Menurutnya, sudah menjadi kode etik ASN untuk tidak boleh berpihak dan tidak melakukan politik praktis. Bahkan meski cuti sekalipun, karena seorang ASN tidak boleh hadir di acara politik apapun alasannya, karena statusnya sebagai ASN aktif itu melekat. Apalagi masih di lingkungan Provinsi Kaltara yang notabene adalah wilayah kewenangannya dimana jabatan strategis seorang Sekprov memiliki kekuatan untuk melakukan intervensi ke bawahannya.
“Sekarang memang belum masuk tahapan Pilgub Kaltara sehingga tidak bisa dijatuhkan sanksi oleh Bawaslu mungkin yah, namun proses sanksi bisa dilakukan oleh Komisi Aparatur Sipil Negara (KASN), sebab saat ini belum terhitung masa kampanye,” ucapnya.
FM menyebutkan seharusnya Bawaslu Kaltara memiliki kewajiban melakukan pengawasan terhadap potensi-potensi pelanggaran netralitas yang dilakukan ASN, dan TNI/Polri. Meskipun belum masuk dalam tahapan Pemilu, tetapi pra tahapan pun Bawaslu hendaknya tidak tinggal diam, lakukan kajian hingga memunculkan rekomendasi ke KASN.
“Bawaslu mempunyai tanggung jawab penuh untuk menjamin netralitas PNS dan TNI/Polri, meskipun Pilgub Kaltara masih belum masuk dalam tahapan kampanye,” ucapnya.
“Masyarakat jangan gagal paham memaknai netralitas ASN yang juga memiliki hak politik. Netralitas ASN itu memang tidak seperti netralitas TNI dan Polri, karena ASN tetap memiliki hak politik, namun bukan berarti ASN turut bermain di lingkaran politik praktis. Hak politik ASN hanya boleh digunakan sebatas memilih calon yang di usungnya saja, tidak boleh lewat dari batas itu, dengan kata lain netralitas ASN yang dimaksud adalah senantiasa menjaga independensi pemerintah dalam hal politik praktis,” tambahnya.
Belum masuk tahapan kampanye maka ASN tetap harus wajib menjaga netralitasnya, maka ketika yang bersangkutan terlibat dalam politik praktis dengan datang ke deklarasi relawan salah satu balon, serta sempat mengepalkan tangan di sana, tentu mengindikasikan ketidak netralan, dan jelas bahwa aturan ASN tersebut tidak boleh dan sangat tidak dibenarkan.

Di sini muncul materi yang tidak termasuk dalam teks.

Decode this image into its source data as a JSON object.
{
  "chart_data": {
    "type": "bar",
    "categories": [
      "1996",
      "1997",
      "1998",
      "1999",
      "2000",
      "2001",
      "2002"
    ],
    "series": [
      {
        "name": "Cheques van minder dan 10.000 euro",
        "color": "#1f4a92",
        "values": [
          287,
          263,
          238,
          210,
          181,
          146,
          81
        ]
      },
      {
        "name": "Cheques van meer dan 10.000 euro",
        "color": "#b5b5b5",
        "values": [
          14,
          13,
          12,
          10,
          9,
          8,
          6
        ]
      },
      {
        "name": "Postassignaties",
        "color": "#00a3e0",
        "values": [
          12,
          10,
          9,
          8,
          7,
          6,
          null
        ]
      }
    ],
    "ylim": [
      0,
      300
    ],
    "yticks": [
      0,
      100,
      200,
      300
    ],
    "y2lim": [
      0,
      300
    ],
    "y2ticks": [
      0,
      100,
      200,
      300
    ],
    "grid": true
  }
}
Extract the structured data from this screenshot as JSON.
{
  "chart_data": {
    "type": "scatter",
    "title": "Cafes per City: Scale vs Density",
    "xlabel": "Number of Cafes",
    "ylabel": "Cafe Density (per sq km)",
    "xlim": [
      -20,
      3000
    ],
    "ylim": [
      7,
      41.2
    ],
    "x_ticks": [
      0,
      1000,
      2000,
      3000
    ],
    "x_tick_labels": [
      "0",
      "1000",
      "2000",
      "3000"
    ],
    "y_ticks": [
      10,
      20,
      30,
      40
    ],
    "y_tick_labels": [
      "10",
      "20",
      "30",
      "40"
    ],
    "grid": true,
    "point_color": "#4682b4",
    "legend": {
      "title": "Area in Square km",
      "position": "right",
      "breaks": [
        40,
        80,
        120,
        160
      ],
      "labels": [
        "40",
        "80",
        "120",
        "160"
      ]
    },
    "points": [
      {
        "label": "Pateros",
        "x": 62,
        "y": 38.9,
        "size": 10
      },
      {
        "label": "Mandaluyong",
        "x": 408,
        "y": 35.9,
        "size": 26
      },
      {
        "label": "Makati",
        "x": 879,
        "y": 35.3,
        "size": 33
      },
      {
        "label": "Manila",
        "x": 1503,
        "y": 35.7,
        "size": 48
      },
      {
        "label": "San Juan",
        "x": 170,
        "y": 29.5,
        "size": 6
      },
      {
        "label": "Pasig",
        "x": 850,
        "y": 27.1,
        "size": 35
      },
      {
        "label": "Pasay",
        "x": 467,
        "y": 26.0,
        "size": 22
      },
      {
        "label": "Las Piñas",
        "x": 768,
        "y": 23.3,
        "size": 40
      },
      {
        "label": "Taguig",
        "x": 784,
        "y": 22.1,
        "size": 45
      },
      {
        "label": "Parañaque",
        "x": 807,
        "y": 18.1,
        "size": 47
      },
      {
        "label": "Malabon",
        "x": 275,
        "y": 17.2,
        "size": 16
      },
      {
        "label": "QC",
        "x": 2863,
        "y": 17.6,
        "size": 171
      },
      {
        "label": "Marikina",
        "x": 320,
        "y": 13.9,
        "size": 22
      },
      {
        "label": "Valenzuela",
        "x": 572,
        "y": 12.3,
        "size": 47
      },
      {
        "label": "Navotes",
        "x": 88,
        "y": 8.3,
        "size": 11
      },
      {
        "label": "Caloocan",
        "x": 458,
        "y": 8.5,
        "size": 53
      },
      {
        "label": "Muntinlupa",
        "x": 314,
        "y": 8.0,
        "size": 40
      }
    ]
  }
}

“Idealnya pejabat tertinggi di kepegawaian ASN provinsi bisa memberi contoh dalam hal mencegah, bukan justru terkesan membenarkan dan mengajak ASN lain untuk tak masalah jika terlibat dalam politik praktis, mestinya peran utama beliau adalah menyosialisasikan netralitas ASN dalam penyelenggaraan Pilgub mendatang. Langkah menjaga ASN tidak terlibat dalam kampanye, baik itu sebagai relawan maupun sebagai tim kampanye,” ucapnya.
“Jika sekelas Sekprov saja berani tampil di acara kandidat, maka tidak menutup kemungkinan acara tersebut juga dihadiri oleh ASN lainnya, atau bahkan banyak, tidak terkecuali Kepala-kepala dinas yang sekilas nampak terekam kamera. Kalau mau ikut politik praktis, ya mundur saja dari ASN,” tutupnya.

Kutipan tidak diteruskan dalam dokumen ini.